- Coordinates: 41°20′08″N 86°46′35″W﻿ / ﻿41.33556°N 86.77639°W
- Country: United States
- State: Indiana
- County: LaPorte

Government
- • Type: Indiana township

Area
- • Total: 24 sq mi (62 km^{2})
- • Land: 24 sq mi (62 km^{2})
- • Water: 0 sq mi (0 km^{2})
- Elevation: 673 ft (205 m)

Population (2020)
- • Total: 202
- • Density: 8.7/sq mi (3.4/km^{2})
- FIPS code: 18-61596
- GNIS feature ID: 453770

= Prairie Township, LaPorte County, Indiana =

Prairie Township is one of twenty-one townships in LaPorte County, Indiana. As of the 2020 census, its population was 202 (down from 209 at 2010) and it contained 86 housing units.

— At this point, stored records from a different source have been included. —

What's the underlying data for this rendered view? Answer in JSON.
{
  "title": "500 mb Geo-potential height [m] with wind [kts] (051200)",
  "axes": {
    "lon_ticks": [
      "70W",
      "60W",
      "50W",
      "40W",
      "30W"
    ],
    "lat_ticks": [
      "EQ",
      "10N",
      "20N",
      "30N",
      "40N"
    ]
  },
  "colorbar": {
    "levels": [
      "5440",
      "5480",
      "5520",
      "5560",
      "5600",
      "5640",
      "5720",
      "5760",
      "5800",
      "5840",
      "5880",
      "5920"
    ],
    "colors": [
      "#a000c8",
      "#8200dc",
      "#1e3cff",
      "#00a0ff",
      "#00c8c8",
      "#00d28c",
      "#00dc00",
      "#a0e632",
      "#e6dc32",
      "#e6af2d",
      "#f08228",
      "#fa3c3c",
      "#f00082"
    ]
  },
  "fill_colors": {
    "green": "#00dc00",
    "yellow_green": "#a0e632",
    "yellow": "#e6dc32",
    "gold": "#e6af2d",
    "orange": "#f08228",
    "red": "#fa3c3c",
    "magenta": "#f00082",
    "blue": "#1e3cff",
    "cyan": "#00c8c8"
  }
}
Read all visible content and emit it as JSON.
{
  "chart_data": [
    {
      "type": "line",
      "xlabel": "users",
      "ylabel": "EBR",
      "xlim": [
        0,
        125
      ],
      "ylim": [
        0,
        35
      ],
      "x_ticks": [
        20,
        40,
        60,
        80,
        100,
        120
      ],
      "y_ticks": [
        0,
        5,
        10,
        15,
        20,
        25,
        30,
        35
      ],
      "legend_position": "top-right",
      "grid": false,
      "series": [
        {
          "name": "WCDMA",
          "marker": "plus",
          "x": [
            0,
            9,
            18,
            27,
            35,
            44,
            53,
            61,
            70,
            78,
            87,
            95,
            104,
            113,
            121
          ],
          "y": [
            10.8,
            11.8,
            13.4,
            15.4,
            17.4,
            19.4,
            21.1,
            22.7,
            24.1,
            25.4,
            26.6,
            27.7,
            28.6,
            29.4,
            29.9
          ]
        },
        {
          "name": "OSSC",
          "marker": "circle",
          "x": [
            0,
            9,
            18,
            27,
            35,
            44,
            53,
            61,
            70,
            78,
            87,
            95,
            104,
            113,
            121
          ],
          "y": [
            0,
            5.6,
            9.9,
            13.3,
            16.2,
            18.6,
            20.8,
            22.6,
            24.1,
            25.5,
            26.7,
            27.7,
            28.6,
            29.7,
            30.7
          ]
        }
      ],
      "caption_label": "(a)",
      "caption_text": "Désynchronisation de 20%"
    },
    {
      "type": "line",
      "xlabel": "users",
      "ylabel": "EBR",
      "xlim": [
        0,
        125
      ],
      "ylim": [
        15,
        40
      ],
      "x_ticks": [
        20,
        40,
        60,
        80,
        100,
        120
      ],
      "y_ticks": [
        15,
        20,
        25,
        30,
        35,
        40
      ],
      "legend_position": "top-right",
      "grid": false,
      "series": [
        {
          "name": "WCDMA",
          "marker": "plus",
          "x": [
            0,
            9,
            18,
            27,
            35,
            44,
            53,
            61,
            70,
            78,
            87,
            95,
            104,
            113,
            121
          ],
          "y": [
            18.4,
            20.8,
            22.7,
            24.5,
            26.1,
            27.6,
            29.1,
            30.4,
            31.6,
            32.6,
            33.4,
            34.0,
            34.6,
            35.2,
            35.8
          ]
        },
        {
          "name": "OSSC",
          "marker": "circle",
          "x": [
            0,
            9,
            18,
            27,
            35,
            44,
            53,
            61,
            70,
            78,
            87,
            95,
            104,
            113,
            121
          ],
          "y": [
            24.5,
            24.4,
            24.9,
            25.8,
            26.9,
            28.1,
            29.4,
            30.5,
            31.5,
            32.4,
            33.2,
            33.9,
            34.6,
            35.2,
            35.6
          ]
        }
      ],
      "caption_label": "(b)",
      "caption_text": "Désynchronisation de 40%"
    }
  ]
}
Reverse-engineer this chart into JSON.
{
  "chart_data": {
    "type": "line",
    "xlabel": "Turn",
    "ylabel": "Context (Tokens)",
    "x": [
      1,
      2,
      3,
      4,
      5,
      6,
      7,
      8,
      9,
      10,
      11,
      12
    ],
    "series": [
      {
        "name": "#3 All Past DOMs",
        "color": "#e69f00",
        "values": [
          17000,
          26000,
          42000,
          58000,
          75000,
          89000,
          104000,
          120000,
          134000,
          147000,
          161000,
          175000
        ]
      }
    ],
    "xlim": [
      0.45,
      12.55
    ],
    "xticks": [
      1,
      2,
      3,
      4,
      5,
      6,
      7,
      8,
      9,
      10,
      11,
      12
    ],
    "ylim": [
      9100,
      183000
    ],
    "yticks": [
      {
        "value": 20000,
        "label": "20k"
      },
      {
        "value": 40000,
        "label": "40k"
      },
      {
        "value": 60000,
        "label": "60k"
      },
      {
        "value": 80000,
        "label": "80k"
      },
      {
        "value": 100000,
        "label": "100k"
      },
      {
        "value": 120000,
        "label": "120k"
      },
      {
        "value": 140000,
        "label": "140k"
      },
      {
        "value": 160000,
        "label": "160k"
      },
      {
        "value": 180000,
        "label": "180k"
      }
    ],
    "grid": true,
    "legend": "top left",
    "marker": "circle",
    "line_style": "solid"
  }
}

Prairie Township was established in 1903, when it was separated from the northern portion of Hanna Township. The land that would become Cass, Dewey, Hanna, and Prairie Townships was previously part of Starke County, under the name Van Buren Township, and was annexed to LaPorte County in 1842.

==Geography==
According to the 2010 census, the township has a total area of 24 sqmi, all land.